私が有名になるためには、このグループじゃだめかもしれない。
まだの方はこの記事をぜひ読んでほしい。心が震える本当にいい記事なのだ。
*7:このあたりは元チーフマネージャーでありディアステージ 前代表取締役の高瀬氏の功績のようだ。最近名前を見かけないがどうされているのだろうか。
『Interview 03 でんぱ組.inc チーフマネージャー 高瀬裕章さん | 特集記事 | 音楽主義』
*8:言うまでもなく「W.W.D II」のことである
*9:2020.04.22追記
メンバーは当時のことをこのように振り返る。
相沢 あの頃、当時の6人時代はやっぱりギラついてたと思うんですよね。
古川 わかる。全員ぶっ殺す!っていう気持ちでやってたからね(笑)。
藤咲 昔は負けたくないって気持ちが強かったな。
相沢 それぞれ自分との闘いもあるし、メンバー同士いい意味でライバル意識もあって、だから戦友って言ってたんだと思う。
『でんぱ組.inc「愛が地球救うんさ!だってでんぱ組.incはファミリーでしょ」インタビュー|今だから歌える愛の形 - 音楽ナタリー 特集・インタビュー 』)
*10:皆拗らせたヲタクらしく理屈っぽいが、それゆえ合理性で話が解決するところが多いように見受けられる。ちなみにでんぱ.chのみりんちゃんの喋りを聴いていると、論理に偏重しすぎて若干非人間的な部分を感じることがある。勝間和代、ホリエモン、ひろゆきのような(笑)。そこがいいのだ。人間的なピンキーとの対比もいい。

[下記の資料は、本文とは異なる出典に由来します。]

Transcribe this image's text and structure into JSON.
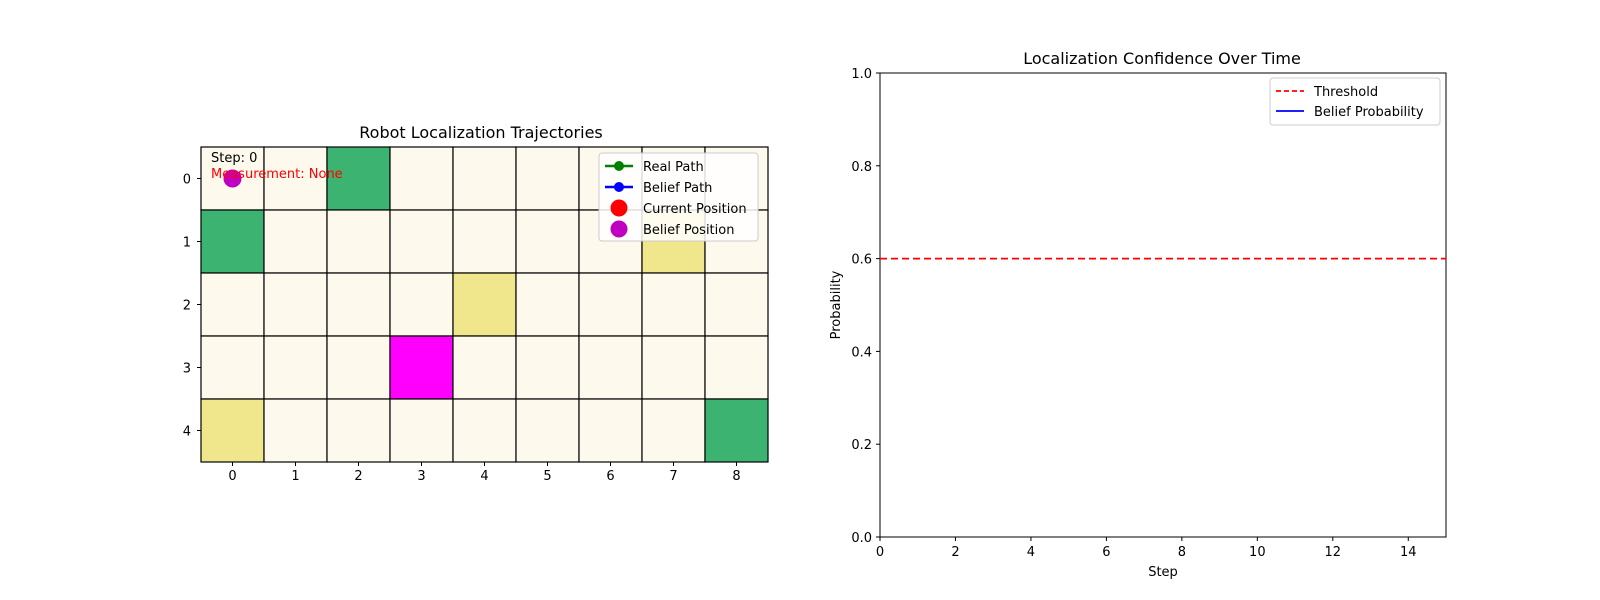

*11:今のえいたそからは想像できないが、加入当初は壁を作り、自分を開示することを拒んできた。そのえいたそがグループでの活動を通じて、鎧を脱ぎ自らをさらけ出せる喜びを知る。
『ミュージック・マガジン 2014年 8月号』「メンバー全員にアンケート」で「最も変わったと思う印象的な一人」としてメンバー4人がえいたその名前を挙げたのがそれを象徴する。まさにトゥインクルイマジネーションだ(笑)。この成長が声優としての成功の一因となったのは間違いない。
*12:その状態をみりんちゃんはこう語る。
だからあれですよ、「攻殻機動隊」で言う「チームプレイは存在しない。あるとすればスタンドプレイから生じるチームワークだけだ」みたいなやつ。どっちかっていうと私はそういう気持ちでやってます。
「でんぱ組.incインタビュー|新体制でライブ再始動、古川未鈴が胸中語る (3/3) - 音楽ナタリー 特集・インタビュー」
*13:彼女たちの才能や努力はもちろんだ。しかし、この構造があったからこそそれがより尊く感じられるのだ。